SpaceX, meanwhile, went public on Friday and, as of this writing, enjoys a $2.1 trillion market cap. This turned Musk into a paper trillionaire and potentially minted an estimated 4,400 millionaires and around 400 centimillionaires in the process, assuming the shares hold up. Anthropic and OpenAI are also quickly inching toward the public market, both at valuations of roughly $1 trillion or more. Set against that backdrop, Mark Zuckerberg's latest purchase takes on new meaning. In early March, he bought a $170 million mansion on Miami's "Billionaire Bunker," setting the all-time record for the most expensive home sale in Miami-Dade County history. Two months later, Meta announced it would lay off 8,000 people, or roughly 10% of its workforce. It isn't just Zuckerberg or other tech titans who routinely shell out jaw-dropping sums on their real estate portfolios. But these extremes come at a moment when many Americans are getting squeezed harder than they have been in years. Workers with employer-sponsored health insurance face premium increases of about 6% to 7% this year, more than double the rate of inflation. The cost of private health insurance has roughly doubled since 2008, and median home prices have climbed 28% since early 2020, while mortgage rates have nearly doubled. In a January 2026 New York Times/Siena poll, 65% of voters said a middle-class lifestyle is out of reach. A May 2026 CNN/SSRS poll found that 76% of Americans now name cost of living as their top economic concern, up sharply from 58% a year earlier.
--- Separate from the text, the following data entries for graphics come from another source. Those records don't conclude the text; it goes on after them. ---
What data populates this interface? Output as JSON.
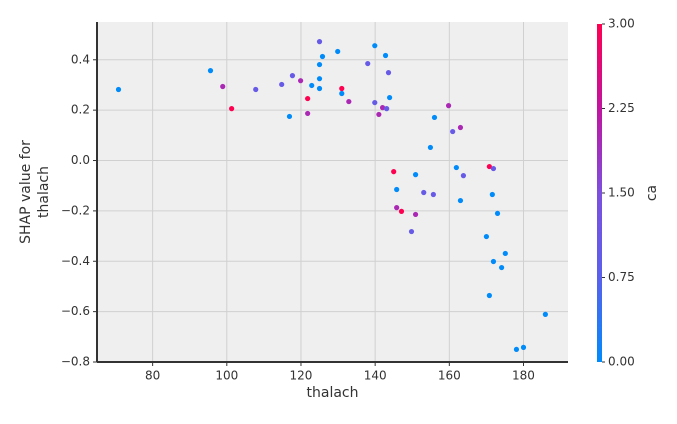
{
  "chart_data": {
    "type": "scatter",
    "xlabel": "thalach",
    "ylabel": [
      "SHAP value for",
      "thalach"
    ],
    "colorbar_label": "ca",
    "xlim": [
      65,
      192
    ],
    "xticks": [
      80,
      100,
      120,
      140,
      160,
      180
    ],
    "ylim": [
      -0.8,
      0.55
    ],
    "yticks": [
      {
        "value": -0.8,
        "label": "−0.8"
      },
      {
        "value": -0.6,
        "label": "−0.6"
      },
      {
        "value": -0.4,
        "label": "−0.4"
      },
      {
        "value": -0.2,
        "label": "−0.2"
      },
      {
        "value": 0,
        "label": "0.0"
      },
      {
        "value": 0.2,
        "label": "0.2"
      },
      {
        "value": 0.4,
        "label": "0.4"
      }
    ],
    "clim": [
      0,
      3
    ],
    "cticks": [
      {
        "value": 0,
        "label": "0.00"
      },
      {
        "value": 0.75,
        "label": "0.75"
      },
      {
        "value": 1.5,
        "label": "1.50"
      },
      {
        "value": 2.25,
        "label": "2.25"
      },
      {
        "value": 3,
        "label": "3.00"
      }
    ],
    "colorscale": [
      "#008bfb",
      "#5a60ec",
      "#7d4fde",
      "#c1149f",
      "#ff0051"
    ],
    "grid": true,
    "series": [
      {
        "x": [
          70.8,
          95.6,
          98.9,
          101.3,
          107.8,
          114.8,
          117.7,
          116.9,
          119.9,
          121.8,
          121.8,
          122.9,
          125.0,
          125.0,
          125.0,
          125.0,
          125.8,
          129.9,
          131.0,
          131.0,
          132.9,
          138.0,
          139.9,
          139.9,
          141.0,
          142.0,
          143.1,
          142.8,
          143.6,
          143.9,
          145.0,
          145.8,
          145.8,
          147.1,
          149.8,
          150.9,
          150.9,
          153.1,
          154.9,
          155.7,
          156.0,
          159.8,
          160.9,
          163.0,
          161.9,
          163.0,
          163.8,
          170.0,
          170.8,
          171.9,
          170.8,
          171.6,
          171.9,
          173.0,
          174.1,
          175.1,
          178.1,
          180.0,
          185.9
        ],
        "values": [
          0.282,
          0.357,
          0.294,
          0.206,
          0.282,
          0.302,
          0.337,
          0.175,
          0.317,
          0.246,
          0.187,
          0.298,
          0.472,
          0.381,
          0.325,
          0.286,
          0.413,
          0.433,
          0.286,
          0.266,
          0.234,
          0.385,
          0.456,
          0.23,
          0.183,
          0.21,
          0.206,
          0.417,
          0.349,
          0.25,
          -0.044,
          -0.115,
          -0.187,
          -0.202,
          -0.282,
          -0.056,
          -0.214,
          -0.127,
          0.052,
          -0.135,
          0.171,
          0.218,
          0.115,
          0.131,
          -0.028,
          -0.159,
          -0.06,
          -0.302,
          -0.024,
          -0.032,
          -0.536,
          -0.135,
          -0.401,
          -0.21,
          -0.425,
          -0.369,
          -0.75,
          -0.742,
          -0.611
        ],
        "ca": [
          0,
          0,
          2,
          3,
          1,
          1,
          1,
          0,
          2,
          3,
          2,
          0,
          1,
          0,
          0,
          0,
          0,
          0,
          3,
          0,
          2,
          1,
          0,
          1,
          2,
          2,
          1,
          0,
          1,
          0,
          3,
          0,
          2,
          3,
          1,
          0,
          2,
          1,
          0,
          1,
          0,
          2,
          1,
          2,
          0,
          0,
          1,
          0,
          3,
          1,
          0,
          0,
          0,
          0,
          0,
          0,
          0,
          0,
          0
        ]
      }
    ]
  }
}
Taken together, this isn't just a story about job losses in isolation. It's about tens of thousands of laid-off tech workers hitting an unusually unforgiving cost environment at the same time that tens of thousands of AI insiders are seeing once-in-a-generation paper wealth materialize. It isn't hard to find a precedent for what happens when that divide gets wide enough. In 2008, a financial crisis that began with loose lending and over-the-top risk-taking on Wall Street ended with bailouts for the banks that caused it, while millions of Americans lost jobs and homes in the Great Recession that followed. Three years later, that anger crystallized into Occupy Wall Street. That could look quaint in comparison. Occupy Wall Street emerged from a crisis—banks needed rescuing, and the public anger was, at its core, about who paid for the cleanup. This time, there's no crash to point to. Companies are profitable, AI itself is minting a new class of overnight fortunes, and the layoffs are happening anyway, with AI cited as the reason. If the optics of 2008 were, "We're bailing out the people who broke the economy while you lose your job," the optics here could end up being, "We're getting richer than ever, off the very tech we're using to replace you."

As we've seen with Block, Atlassian, Cloudflare, and others, tech companies have watched their stocks surge when they point to AI, so the strategy is understandable. Still, they might want to consider whether that's really the message they want to send to the people they're laying off, and to everyone else now watching.